Implementation Details

  • Token-Based Splitting: We tokenize the PDF text using Hugging Face’s AutoTokenizer for the all-MiniLM model. By maintaining a chunk_size and chunk_overlap, and adding truncation at the embedding stage, we ensure that the embedding model’s maximum token length is respected.
  • Vector Store & Retrieval: With FAISS indexing, similarity search is fast and scalable. Queries are answered by referencing only relevant chunks, ensuring context-aware responses.
  • Few-Shot Prompting: The prompt includes a few-shot example, demonstrating how the model should respond with a JSON-formatted answer. This guides the LLM to produce consistent and machine-readable output.

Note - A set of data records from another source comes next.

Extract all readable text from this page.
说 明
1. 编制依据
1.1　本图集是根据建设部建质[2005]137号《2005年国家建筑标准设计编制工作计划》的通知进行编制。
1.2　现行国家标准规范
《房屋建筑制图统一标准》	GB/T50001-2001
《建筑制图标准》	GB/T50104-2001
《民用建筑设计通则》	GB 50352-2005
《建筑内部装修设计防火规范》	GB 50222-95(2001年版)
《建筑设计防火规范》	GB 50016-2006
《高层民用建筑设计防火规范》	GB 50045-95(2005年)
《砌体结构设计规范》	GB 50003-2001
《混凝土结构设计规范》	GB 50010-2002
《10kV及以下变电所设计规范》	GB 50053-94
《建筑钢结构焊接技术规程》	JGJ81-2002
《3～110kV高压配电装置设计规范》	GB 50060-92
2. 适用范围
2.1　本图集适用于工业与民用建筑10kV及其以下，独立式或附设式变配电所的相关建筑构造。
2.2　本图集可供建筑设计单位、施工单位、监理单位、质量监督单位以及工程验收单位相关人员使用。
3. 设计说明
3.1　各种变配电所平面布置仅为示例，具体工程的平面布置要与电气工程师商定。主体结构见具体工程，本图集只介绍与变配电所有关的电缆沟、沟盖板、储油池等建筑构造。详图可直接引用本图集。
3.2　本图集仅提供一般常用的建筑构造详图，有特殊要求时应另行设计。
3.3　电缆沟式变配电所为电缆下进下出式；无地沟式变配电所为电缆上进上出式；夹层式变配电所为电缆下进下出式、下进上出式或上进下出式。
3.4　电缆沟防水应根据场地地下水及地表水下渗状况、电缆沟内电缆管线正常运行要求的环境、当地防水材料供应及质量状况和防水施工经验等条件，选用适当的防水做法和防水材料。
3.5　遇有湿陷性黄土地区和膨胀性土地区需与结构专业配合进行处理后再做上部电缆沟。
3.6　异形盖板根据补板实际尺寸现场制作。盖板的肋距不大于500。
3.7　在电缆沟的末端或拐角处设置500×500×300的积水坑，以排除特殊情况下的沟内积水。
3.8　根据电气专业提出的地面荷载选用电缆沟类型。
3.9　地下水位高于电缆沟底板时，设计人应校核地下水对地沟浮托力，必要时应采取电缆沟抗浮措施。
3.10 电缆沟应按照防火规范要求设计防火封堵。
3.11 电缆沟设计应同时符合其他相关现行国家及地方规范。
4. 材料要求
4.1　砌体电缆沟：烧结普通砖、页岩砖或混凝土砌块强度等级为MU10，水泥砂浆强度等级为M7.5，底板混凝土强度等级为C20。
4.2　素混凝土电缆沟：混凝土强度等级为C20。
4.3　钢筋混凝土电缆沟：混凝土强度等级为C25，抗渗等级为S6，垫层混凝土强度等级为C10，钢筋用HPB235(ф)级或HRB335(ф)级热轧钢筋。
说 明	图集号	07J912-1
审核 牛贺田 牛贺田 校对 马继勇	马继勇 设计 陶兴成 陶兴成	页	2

  • Chain Invocation: Instead of chain.run(), we use chain.invoke({}). This approach can be more flexible and allows for passing parameters in a structured manner if needed later.

Improvements

  • Multi-File Support:
    • Extend the script to handle multiple PDFs at once.
    • Aggregate or differentiate embeddings by metadata, ensuring queries can target specific documents or sections.
  • Model Agnosticism:
    • Easily switch embeddings or language models.

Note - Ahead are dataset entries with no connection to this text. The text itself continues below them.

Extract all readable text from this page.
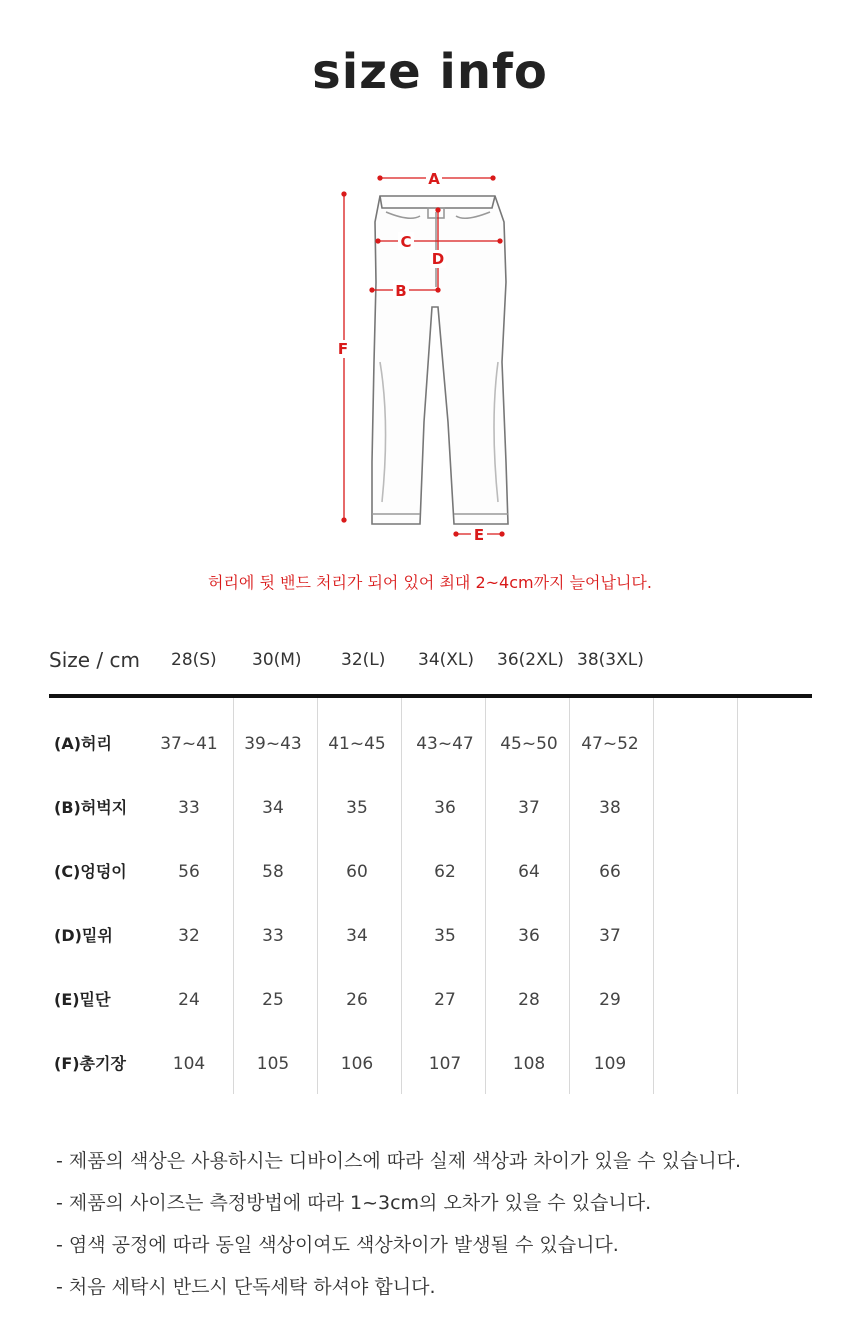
size info
A
C
D
B
E
F
허리에 뒷 밴드 처리가 되어 있어 최대 2~4cm까지 늘어납니다.
Size / cm 28(S) 30(M) 32(L) 34(XL) 36(2XL) 38(3XL)
(A)허리	37~41	39~43	41~45	43~47	45~50	47~52
(B)허벅지	33	34	35	36	37	38
(C)엉덩이	56	58	60	62	64	66
(D)밑위	32	33	34	35	36	37
(E)밑단	24	25	26	27	28	29
(F)총기장	104	105	106	107	108	109
- 제품의 색상은 사용하시는 디바이스에 따라 실제 색상과 차이가 있을 수 있습니다.
- 제품의 사이즈는 측정방법에 따라 1~3cm의 오차가 있을 수 있습니다.
- 염색 공정에 따라 동일 색상이여도 색상차이가 발생될 수 있습니다.
- 처음 세탁시 반드시 단독세탁 하셔야 합니다.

    • Try different Sentence Transformers models or local LLMs like LLaMA or Falcon.
  • Caching & Persistence:
    • Store FAISS indexes on disk for instant reloads without re-embedding.

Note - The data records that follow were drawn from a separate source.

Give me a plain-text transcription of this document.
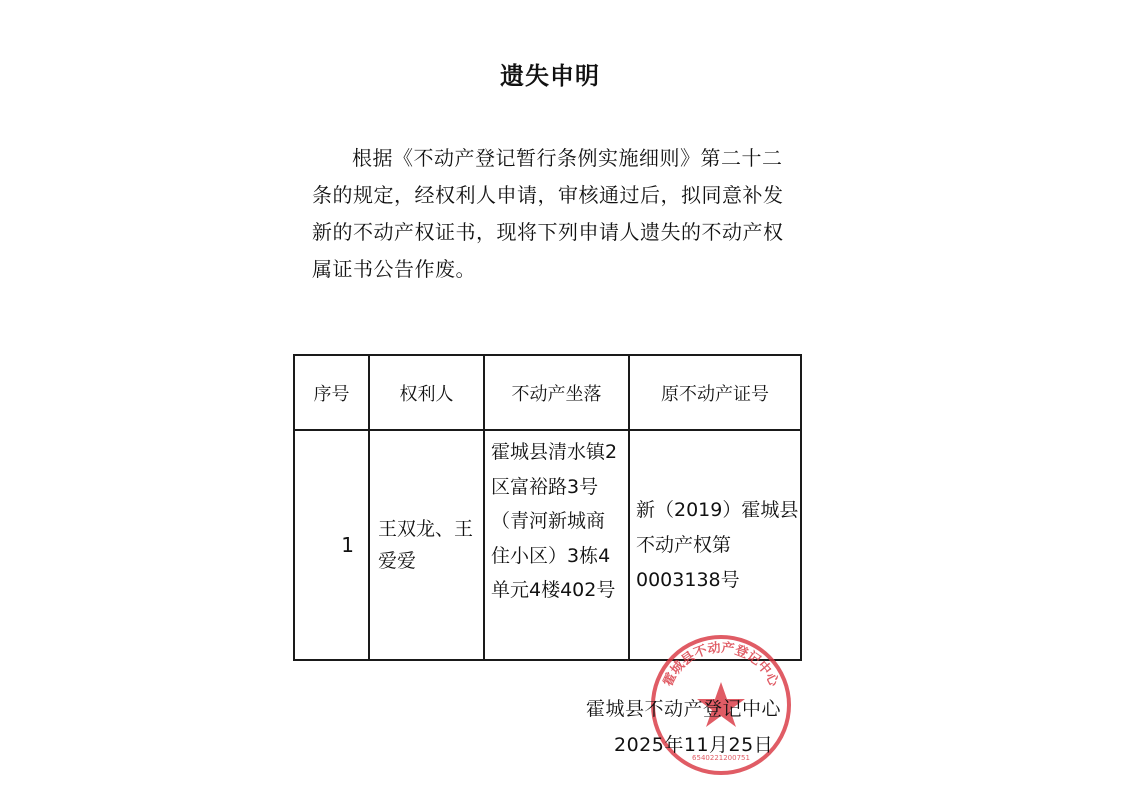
遗失申明
根据《不动产登记暂行条例实施细则》第二十二条的规定，经权利人申请，审核通过后，拟同意补发新的不动产权证书，现将下列申请人遗失的不动产权属证书公告作废。
序号	权利人	不动产坐落	原不动产证号
1	王双龙、王爱爱	霍城县清水镇2区富裕路3号（青河新城商住小区）3栋4单元4楼402号	新（2019）霍城县不动产权第0003138号
霍城县不动产登记中心
6540221200751
霍城县不动产登记中心
2025年11月25日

    • Implement caching of embeddings and query results to speed up repeated queries.
  • Advanced Prompt Engineering:
    • Experiment with different few-shot examples, chain-of-thought prompting, system messages, and instructions to improve answer quality and formatting.
  • Chunking Strategies:
    • Implement advanced chunking strategies:
    • Use semantic chunking to divide text based on meaning or coherence rather than fixed sizes.
    • Include options for overlapping chunks to improve retrieval precision.
    • Integrate hierarchical chunking to preserve context across sections (e.g., chapters, headings, subheadings).
  • Improved Retrieval Techniques:
    • Leverage Approximate Nearest Neighbor (ANN) algorithms to accelerate similarity search.
    • Integrate with advanced vector databases (e.g., Pinecone, Weaviate, Milvus) for efficient and scalable retrieval.
    • Use hybrid retrieval models, combining vector similarity with traditional keyword-based retrieval for better query coverage.
  • Cross-Encoder Reranker:
    • Introduce a cross-encoder reranker to improve the quality of retrieved results:
    • Apply a fine-tuned cross-encoder model to rerank top candidates from the initial vector search.
    • Use a pre-trained or task-specific cross-encoder (e.g., models from Hugging Face like cross-encoder/ms-marco-TinyBERT-L-6).
    • Improve relevance by jointly encoding the query and candidate passages, allowing contextual alignment and a more accurate similarity score.
    • Dynamically adjust the balance between retrieval speed and reranking quality by tuning the number of top candidates to rerank.
  • Graph-Based Retrieval Augmentation:
    • Adopt GraphRAG approaches:
    • Represent documents and queries as nodes in a graph for relational context.
    • Use graph-based algorithms to enhance retrieval by modeling relationships (e.g., citations, semantic links).
    • Introduce parent document retrievers that prioritize and rank content based on its originating document or source reliability.

With AskMyPDF, harness the power of LLMs and embeddings to transform your PDFs into a fully interactive, queryable knowledge source.